I think you raise an interesting point, but in a narrower scope the nature of conversation on Whatsapp isn't Reddit's problem.
> What does this do besides drive them to Whatsapp?

The mods of T_D have created a website, thedonald.win, in anticipation of T_D being shut down. Anyone who visits that sub regularly knows that that's "The new T_D"

Which is a good outcome for everyone involved. Reddit wants to contain the blast radius of T/D. T/D wants to be able to post things that aren't considered acceptable on Reddit. People can and should vote with their feet.
IIRC this is why WhatsApp has now limited the max # of users per chatroom, so this isn't possible in the future
Give other users a better platform?

Reddit is a public forum, and it wasn't a nice place with T_D on the front page. T_D has mounted a coordinated effort to take over the platform for their needs to the detriment of others.

Reddit admins aren't doing it to stop Trump or his supporters. They are fighting to keep their platform alive for the other 99% who perhaps want to read about knitting and Linux without being called cucks.

I believe this would allow the civilized T_D members to continue having a presence on Reddit. It's for their sake too.

I'm American. I don't know anybody, not a single soul, that uses Whatsapp.
..and "hacker" "news" continues to march towards conflating anecdotes with general trends/statistics.

You are 1 American, not all Americans. Just because you don't know anyone doesn't mean there isn't anyone.

https://www.digitaltrends.com/social-media/why-dont-american...

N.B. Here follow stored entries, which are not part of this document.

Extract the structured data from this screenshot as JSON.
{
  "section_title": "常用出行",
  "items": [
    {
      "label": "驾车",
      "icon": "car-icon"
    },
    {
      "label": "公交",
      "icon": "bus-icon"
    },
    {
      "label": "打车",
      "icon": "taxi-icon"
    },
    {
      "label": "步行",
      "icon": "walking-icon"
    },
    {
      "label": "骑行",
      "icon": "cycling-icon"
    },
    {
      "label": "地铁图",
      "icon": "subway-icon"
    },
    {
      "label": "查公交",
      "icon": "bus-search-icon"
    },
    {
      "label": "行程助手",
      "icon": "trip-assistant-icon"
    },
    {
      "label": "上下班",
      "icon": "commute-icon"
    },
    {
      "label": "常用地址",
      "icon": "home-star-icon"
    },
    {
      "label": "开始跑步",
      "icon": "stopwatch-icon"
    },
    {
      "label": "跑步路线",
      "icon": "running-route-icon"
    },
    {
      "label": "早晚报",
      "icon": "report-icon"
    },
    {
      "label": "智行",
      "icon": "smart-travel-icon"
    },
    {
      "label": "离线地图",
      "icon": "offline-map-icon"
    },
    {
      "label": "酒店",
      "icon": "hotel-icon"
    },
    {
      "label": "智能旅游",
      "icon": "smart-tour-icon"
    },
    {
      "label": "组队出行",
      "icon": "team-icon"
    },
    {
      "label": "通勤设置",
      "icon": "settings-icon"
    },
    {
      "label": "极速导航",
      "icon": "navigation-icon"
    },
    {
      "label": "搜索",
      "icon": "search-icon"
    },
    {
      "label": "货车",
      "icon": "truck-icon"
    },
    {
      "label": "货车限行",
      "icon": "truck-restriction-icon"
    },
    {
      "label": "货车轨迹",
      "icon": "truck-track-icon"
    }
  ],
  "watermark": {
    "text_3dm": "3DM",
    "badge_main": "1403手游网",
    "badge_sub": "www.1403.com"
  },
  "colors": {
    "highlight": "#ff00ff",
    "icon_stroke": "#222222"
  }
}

> But according to the Pew Research Center, the number of adults using Facebook plateaued in 2018, and WhatsApp user number decreased: Only 20% of U.S. adults use WhatsApp in 2019, down from 22% in 2018. This is vastly smaller than the 73% who use YouTube, and the 69% who use Facebook. The only social media network that was less popular in the U.S. was Reddit.

20% of all US adults (hint: still millions of people) is quite a few.
Perhaps, but I’d suspect they’re disproportionately concentrated in expat communities - folks who need to communicate with family/friends back home.

It’s not implausible that lots of Americans don’t know someone who uses WhatsApp. I only know one person, and they use it to talk to relatives in South America.

Which is why I was quite clear and specific when I said: "I don't know anybody". I encourage you to read more carefully in the future.
I encourage you to share less anecdotes on 'hacker' 'news' that are clearly extreme corner cases.
I wonder if any proponents of deplatforming can comment on the parent's point.

edit: why downvote this? I think the parent makes an important point. Is the goal of deplatforming to herd members into their own fortified echo chambers?